Greek police announced that 19 foreigners were arrested over the past week on the island of Crete after trying to cross into the country with false documents.
The defendants, who were bound for Italy, Switzerland, Germany and Spain, were arrested at Iraklio Airport after they presented their forged documents “issued” by France, Italy, Portugal, Belgium, Germany, Romania, Slovakia, Spain, Slovenia and Georgia, TheSchengen.com reports.
The Greek authorities stated that following this, their passports were confiscated and an investigation was opened.
According to the European Border and Coast Guard Agency, Frontex, about 3,600 people attempted to pass illegally through the Western Balkans route, including into Greek territory, in July, registering a 67 percent increase compared to the same time last year. In conclusion, the total number of illegal border crossings this year increased by 90 percent and reached 22,600, and the majority of the registered migrants were Syrians, Afghans and Moroccans.
However, FRONTEX reveals that 1,065 cases of illegal border crossing were detected in Greece during the month of July. Since January 2021, the total number has decreased by 33 percent and reached 9,000 compared to 13,370 in 2020. Most of the recorded attempts were from Syria and Turkey.
Previously, the country, which has become a target for many immigrants and immigrants, especially from Middle Eastern countries, announced that it would continue to allow secondary movement. The comments were made during an online session last month by Greek Migration Minister Notis Mitarashi, who called the secondary movement an “old concept”.
Secondary movement is called the practice of migrants who arrive in one country and are then allowed to travel to another, in this case, migrants arrive in Greece and then leave for other EU countries, usually Germany, France, Austria, Switzerland and Italy.
The same minister made it clear last week that Greece will not become a gateway for immigrants, confirming its position not to welcome immigrants in their country.

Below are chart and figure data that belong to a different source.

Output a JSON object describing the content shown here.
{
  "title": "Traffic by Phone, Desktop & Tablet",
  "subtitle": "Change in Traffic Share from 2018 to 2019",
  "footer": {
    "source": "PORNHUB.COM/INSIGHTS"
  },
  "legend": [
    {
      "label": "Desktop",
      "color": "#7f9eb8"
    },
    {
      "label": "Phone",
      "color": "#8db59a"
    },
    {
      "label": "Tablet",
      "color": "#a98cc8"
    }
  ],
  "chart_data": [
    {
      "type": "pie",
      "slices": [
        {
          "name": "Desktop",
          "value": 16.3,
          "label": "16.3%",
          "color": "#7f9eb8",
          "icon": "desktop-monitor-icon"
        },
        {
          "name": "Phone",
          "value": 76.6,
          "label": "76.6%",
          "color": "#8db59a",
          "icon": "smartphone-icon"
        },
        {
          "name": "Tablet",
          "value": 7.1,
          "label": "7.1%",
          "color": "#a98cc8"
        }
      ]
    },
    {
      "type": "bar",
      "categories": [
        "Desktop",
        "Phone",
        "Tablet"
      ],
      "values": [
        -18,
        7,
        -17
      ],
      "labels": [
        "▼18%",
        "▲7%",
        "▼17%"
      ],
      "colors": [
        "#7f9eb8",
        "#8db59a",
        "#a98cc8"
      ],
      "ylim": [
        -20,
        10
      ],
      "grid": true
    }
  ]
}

“The only thing certain is that in the face of a possible wave of migration, Greece will not be limited to the role of observer, but will play an active role in European forums to deal with it effectively,” Minister Mitarashi said.
A few weeks ago, the Guardian reported that Greece had finished building a 40-kilometer-long wall next to its border with Turkey, in an effort to stem the flow of migrants and prevent the migrant crisis of 2010, during which 1.3 million refugees entered Europe. .
As a result, thousands of migrants lost their lives every year while trying to reach the Greek coasts and other European countries after crossing hundreds of kilometers from the Mediterranean.
In 2015, migrants began using the Aegean route by reaching Turkey and Greece, which led to high rates of migration, and later led to a crisis that saw the largest number of refugees since World War II.